06.衝撃的な出会い ***SIDE竜王
突然呼ばれた。あの声は物理的な壁を越えて、魔力を帯びて届く――お父さん、お母さん、
それだけ膨大な力があれば、敵など瞬殺だろうに。そう思うのに、心惹かれて空間を繋いだ。竜族はあまり魔法が得意ではない。圧倒的な力と溢れる魔力で叩きのめしてきた。小さな調整が苦手で、大きく地形を崩すような使い方は得意だ。
無理やり捻じ曲げた空間が、まだ歪んでいる。その場は地下牢のようだった。窓がなく鉄格子が嵌められた石造りの室内を見回し、そう判断する。人間が良く好んで作る牢だろう。足元に蹲る幼子を、剣で傷つけようとする人間……認識した瞬間に、手が出ていた。
額から耳まで、左目を通る形で大きな傷がある顔を怖がるのでは? と不安になった。だが幼子は気にした様子がない。にこにこと機嫌よく振る舞うため、疑問が浮かんだ。まさか目が見えてないのでは? その懸念はすぐに消える。
目の焦点は合っているし、俺の動きを目で追いかけた。単純に肝が据わっているだけか? 同族の子にも怯えられる俺にしたら、可愛い幼子がきゅっと服を掴む仕草にも胸が高鳴る。愛らしい仕草や表情に、視線は釘付けだった。
背に羽の残骸が残る幼子は、震えながら父親かと問う。
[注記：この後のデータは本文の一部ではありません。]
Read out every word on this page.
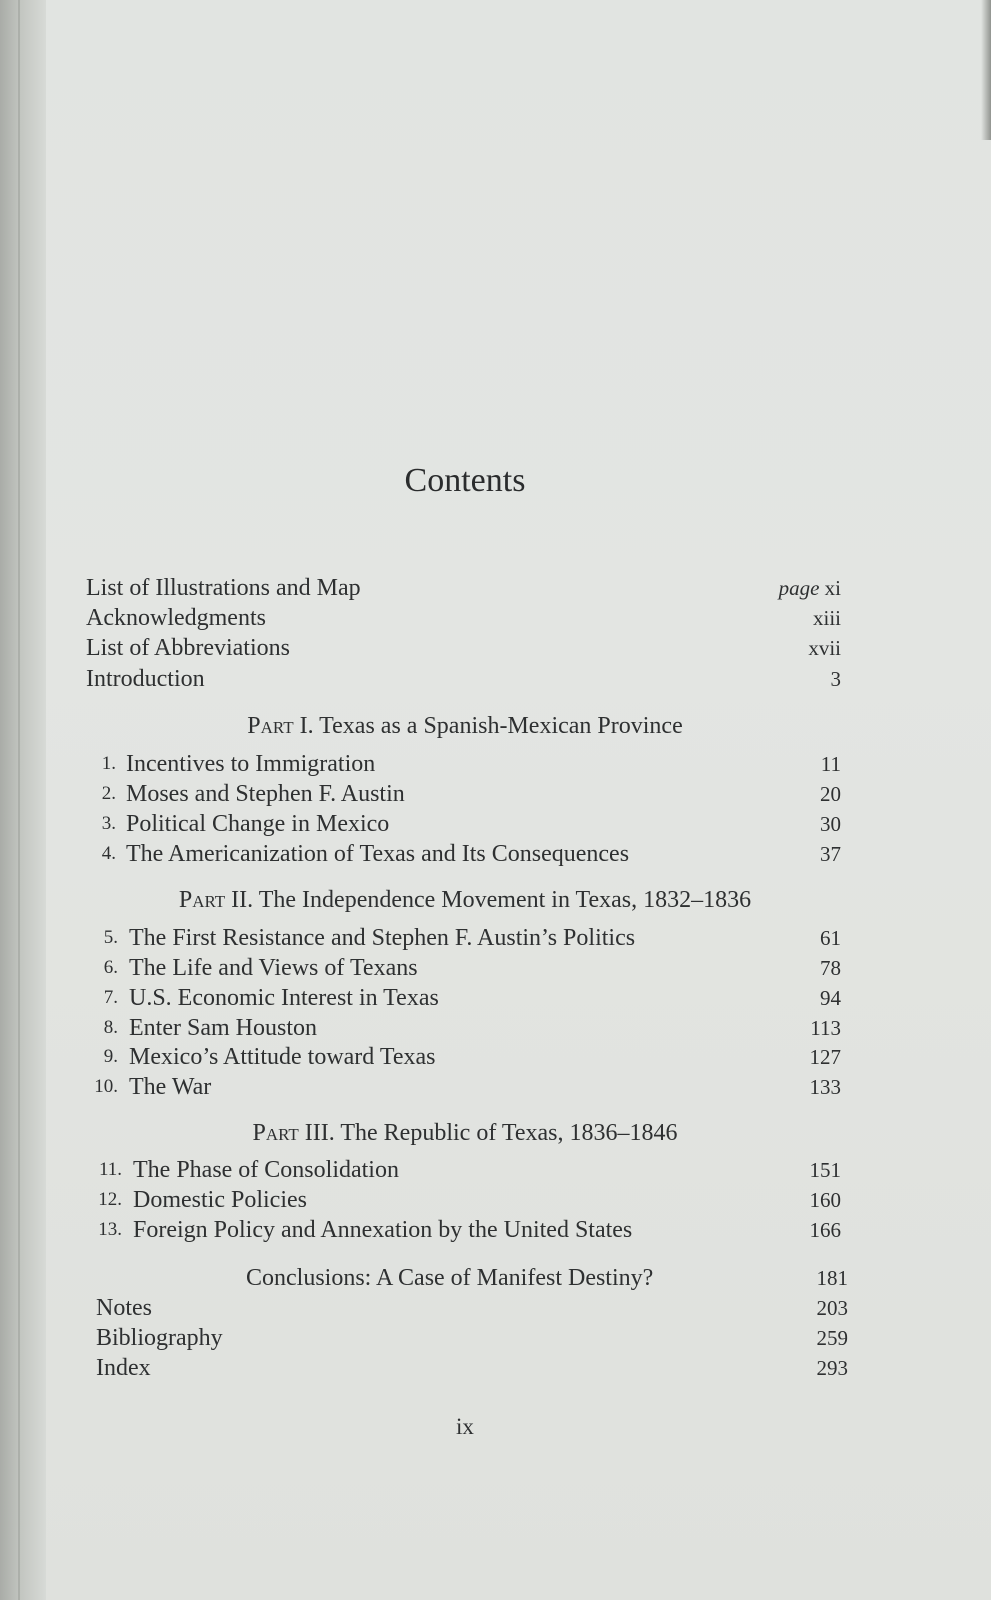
Contents
List of Illustrations and Map	page xi
Acknowledgments	xiii
List of Abbreviations	xvii
Introduction	3
Part I. Texas as a Spanish-Mexican Province
1. Incentives to Immigration	11
2. Moses and Stephen F. Austin	20
3. Political Change in Mexico	30
4. The Americanization of Texas and Its Consequences	37
Part II. The Independence Movement in Texas, 1832–1836
5. The First Resistance and Stephen F. Austin’s Politics	61
6. The Life and Views of Texans	78
7. U.S. Economic Interest in Texas	94
8. Enter Sam Houston	113
9. Mexico’s Attitude toward Texas	127
10. The War	133
Part III. The Republic of Texas, 1836–1846
11. The Phase of Consolidation	151
12. Domestic Policies	160
13. Foreign Policy and Annexation by the United States	166
Conclusions: A Case of Manifest Destiny?	181
Notes	203
Bibliography	259
Index	293
ix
違うと答えながら、可愛らしい泣き顔に魅了された。見惚れるなどと表現したら届かない。魅了され心を奪われるような、とても強い感情が生まれた。この子を泣かせたくない、願いを叶えてやりたい。
呼んだか分からないと首を振る姿に、頬が緩んだ。鼻を啜る幼子を傷つけたと思われる人間は、後ろで息絶えていた。ドラゴンの一撃を受けて無事な人間はいない。最強クラスの人間なら、骨折くらいか。以前に戦った戦士を思い浮かべながら、あれよりは弱いと口角を持ち上げた。背後の憂いなく抱き上げる。
鎖で繋がれた囚われの子は、両親との再会を願う。無理やり引き離されたことは想像がついた。こんなに愛らしく力に溢れた存在なら、人間も欲しがるはずだ。まあ、連中にこの魔力を感じ取る能力があれば……の話だが。
鎖と枷を外せば、嬉しそうにお礼を言う。背仲が痛むようで、体を小さくして震えた。涙を堪える様子に、こちらが辛くなると唇を噛んだ。
「一時凌ぎだが、ほら」
甘酸っぱい飴を放り込む。ここへ飛び込む際、魔力を使い過ぎた。その前に戦闘訓練をしていなければ問題なかったのだが、大量消費したところへ強制転移だ。空間を捻じ曲げた影響で、あまり魔力を使えない。治療も得意ではなかった。こんなことなら、習っておくべきだったか。
竜族の自己治癒力は高く、自分の傷を治療することはない。だから覚えずにいた。そのツケがここで現れるとは、何とも悔やまれる。飴には治療効果の高い特殊な蜂蜜が使われていた。これなら、少しは楽になるだろう。
ルンと名乗った子は、ほわりと表情を和らげた。やっぱり可愛い。こんなに愛らしいと誘拐が心配だろう、と離れている両親に同情するほどだ。転移が使えないので、まずは外へ出る。そこから飛んで戻ればいいと考えた。